19/10/2018 | 17:44

PRECEITOS CRISTÃOS: Pastor defende Carta de Haddad aos evangélicos e afirma que cristianismo não coaduna com tortura

O pastor Teobaldo Witter é representante da Igreja Evangélica de Confissão Luterana no Brasil em Mato Grosso

O pastor Teobaldo Witter, da Igreja Evangélica de Confissão Luterana no Brasil, considera positiva a iniciativa do candidato a presidente da República Fernando Haddad (PT), que divulgou Carta Aberta ao Povo de Deus, esclarecendo suas posições à comunidade evangélica brasileira. A iniciativa é a resposta ao apoio maciço das igrejas pentecostais e neopenteconstais ao presidenciável conservador e de direita Jair Bolsonaro (PSL).

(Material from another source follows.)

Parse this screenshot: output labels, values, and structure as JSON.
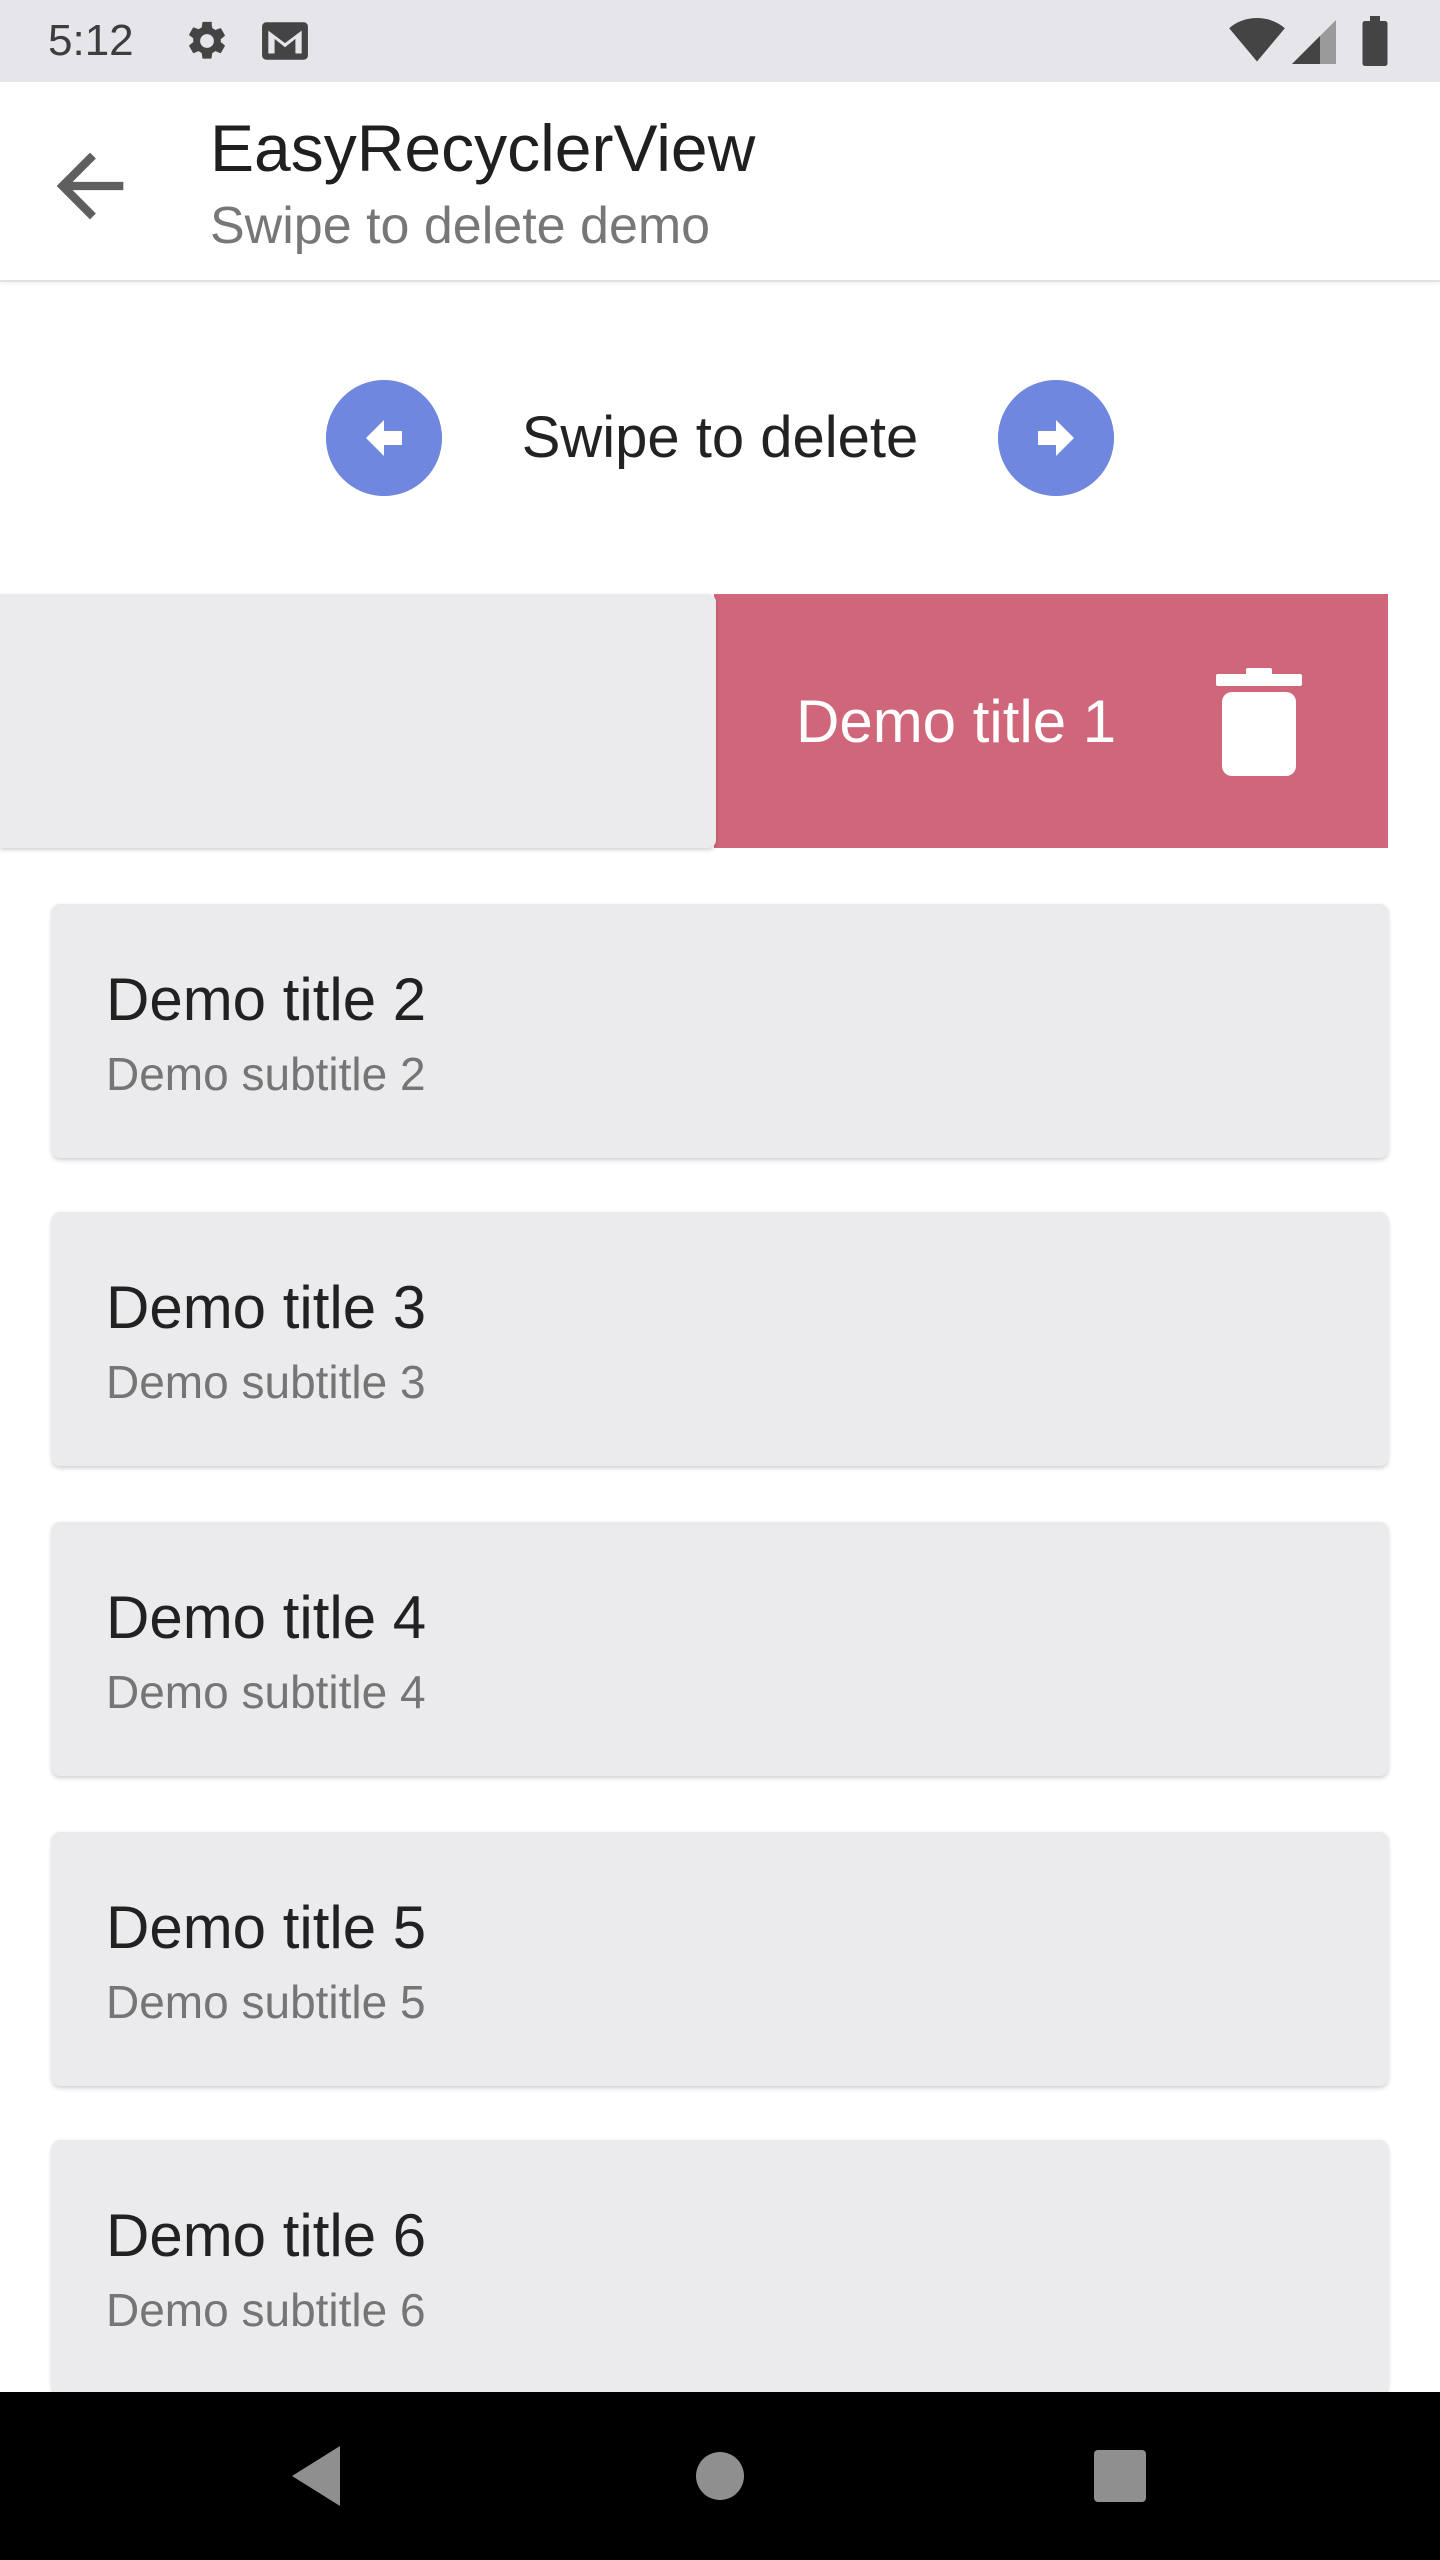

Segundo Teobaldo, os cristãos devem estar com a mente aberta para ouvir as propostas de Haddad e não podem coadunar com posições políticas que legitimam a morte e a tortura. O pastor se refere às pautas de Bolsonaro como liberação do porte de armas e defesa da memória do coronel Carlos Alberto Brilhante Ustra, apontado como um dos principais torturadores da ditadura civil militar que governou o Brasil entre 1964 e 1985.

“Pautas como tortura e a cultura da morte já deviam estar superadas, principalmente entre os cristãos. Nós acreditamos no Cristo que foi preso injustamente, torturado e condenado a pena de morte. Cristianismo é amor e defesa da vida”, declarou Teobaldo ao .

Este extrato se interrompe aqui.